Hanukah in Israel
After a decade of Hanukahs here, one thing about the way the Festival of Lights is celebrated in Israel never ceases to amaze me: the total absence of Christmas. In the states, Hanukah's relation to Christmas is of crucial concern. The more the two holidays overlap, the more that Jews will be celebrating their winter holiday at the same time that the majority of Americans are celebrating theirs. In Israel, Christmas is simply not on the radar screen for most Israelis, and so Hanukah bears no relationship with Christmas.
Since I grew up in the States and only moved here at the age of 36, I can not help but think of Hanukah in relation to Christmas. And so I know that this year Hanukah is very "early," (beginning Wednesday night December 5)—and I also know what this means in America. An early Hanukah is extremely disconcerting for many American Jews. It's sort of like a Marano holiday: the Jews are celebrating in their homes while the outside world is filled with anticipation for Christmas. You are wished "Merry Christmas" all throughout your holiday—though December 25th is over two weeks away. There are broadcast and print media pieces on Hanukah, and someone has taped a paper menorah near the water cooler where you work, but these cannot put a dent in the general feeling of Chirstmas spirit in the outside world.

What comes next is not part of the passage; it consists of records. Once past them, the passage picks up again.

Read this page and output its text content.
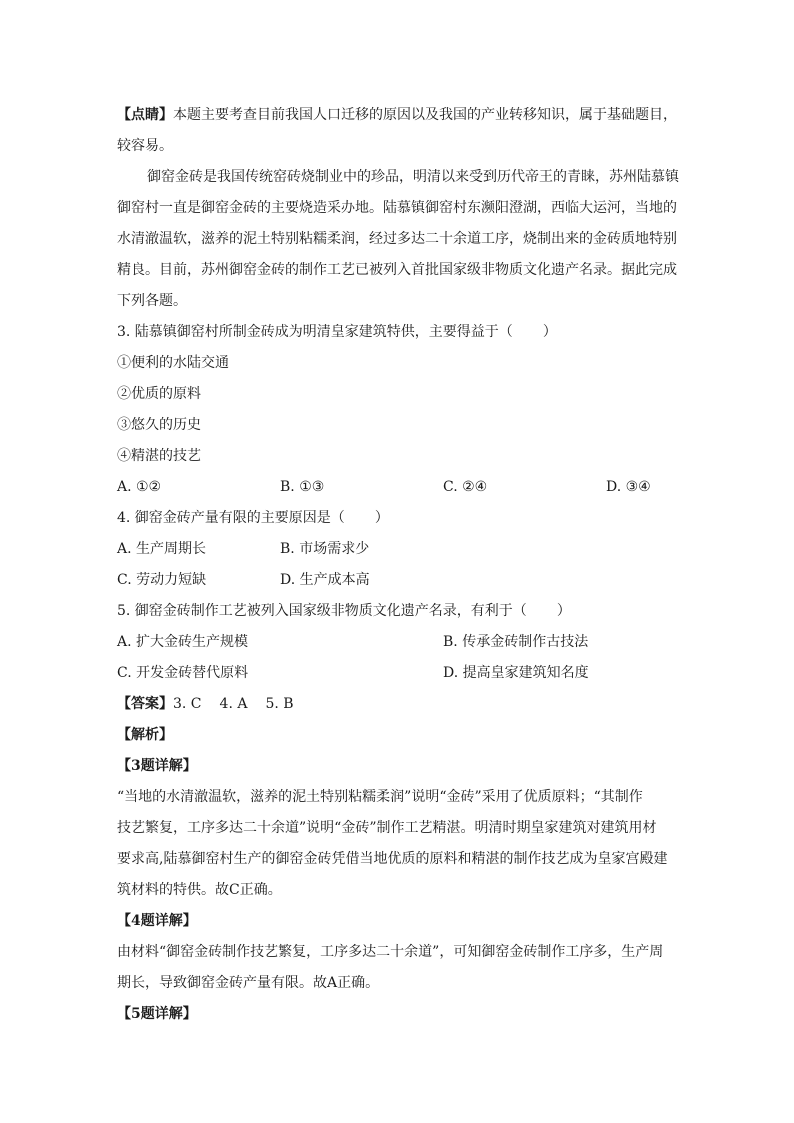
【点睛】本题主要考查目前我国人口迁移的原因以及我国的产业转移知识，属于基础题目，
较容易。
御窑金砖是我国传统窑砖烧制业中的珍品，明清以来受到历代帝王的青睐，苏州陆慕镇
御窑村一直是御窑金砖的主要烧造采办地。陆慕镇御窑村东濒阳澄湖，西临大运河，当地的
水清澈温软，滋养的泥土特别粘糯柔润，经过多达二十余道工序，烧制出来的金砖质地特别
精良。目前，苏州御窑金砖的制作工艺已被列入首批国家级非物质文化遗产名录。据此完成
下列各题。
3. 陆慕镇御窑村所制金砖成为明清皇家建筑特供，主要得益于（ ）
①便利的水陆交通
②优质的原料
③悠久的历史
④精湛的技艺
A. ①②	B. ①③	C. ②④	D. ③④
4. 御窑金砖产量有限的主要原因是（ ）
A. 生产周期长	B. 市场需求少
C. 劳动力短缺	D. 生产成本高
5. 御窑金砖制作工艺被列入国家级非物质文化遗产名录，有利于（ ）
A. 扩大金砖生产规模	B. 传承金砖制作古技法
C. 开发金砖替代原料	D. 提高皇家建筑知名度
【答案】3. C 4. A 5. B
【解析】
【3题详解】
“当地的水清澈温软，滋养的泥土特别粘糯柔润”说明“金砖”采用了优质原料；“其制作
技艺繁复，工序多达二十余道”说明“金砖”制作工艺精湛。明清时期皇家建筑对建筑用材
要求高,陆慕御窑村生产的御窑金砖凭借当地优质的原料和精湛的制作技艺成为皇家宫殿建
筑材料的特供。故C正确。
【4题详解】
由材料“御窑金砖制作技艺繁复，工序多达二十余道”，可知御窑金砖制作工序多，生产周
期长，导致御窑金砖产量有限。故A正确。
【5题详解】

As is the case ever year, Hanukah in Israel is always on time. It is never early or late. And while Israeli life is geared toward the Gregorian calendar (so that, unlike Christmas, even knowledgeable Israelis have to do some figuring in order to tell you when is the first night of Hanukah), one can gage the date of Hanukah by the availability and variety of sufganiyot (donuts). The sufganiyot start making their appearance in October, shortly after the conclusion of Judaism's Fall holidays. As Hanukah nears, donut makers get more ambitious both in terms of quantity and quality—augmenting the traditional strawberry jelly filling with butterscotch, chocolate, and even guava and passion fruit as well as experimenting with more sophisticated donut coatings than the suual powdered sugar.
I have to admit that left to its lonesome, there's some drama missing in a Hanukah without Christmas. After all, as our prayers remind us, Hanukah was about a victory of " The spirit of Hanukah sort of come to life more in a culture where you have to fight for it more insisit on its place. When you put your hanukiyah (menorah) on your window sill in the diapsora you feel more that you are making a statement that you are doing something to spread the Hanukah spirit. The 6 or 7 hanikiyot that we light on our windowsill in Givat Ze'ev look nice, but one doesn't quite sense that one has just done an act worthy of the Maccabees as in the diaspora.
This is not to say of course that life here in the Jewish State is without tension. A number of our neighbors help make life in Israel exciting in a Maccabean way all throughout the year. But the state is the focus rather than the Jewish individual. And the stakes are much much higher than whether or not to get offended if someone wishes you a Merry Christmas. Personally, I can report that the stakes in my immediate family have just move up a notch. On Wednesday November 14 my daughter Rebecca joined her brother Nathan as a soldier in Israeli's Defense Forces. Happy Hanukah.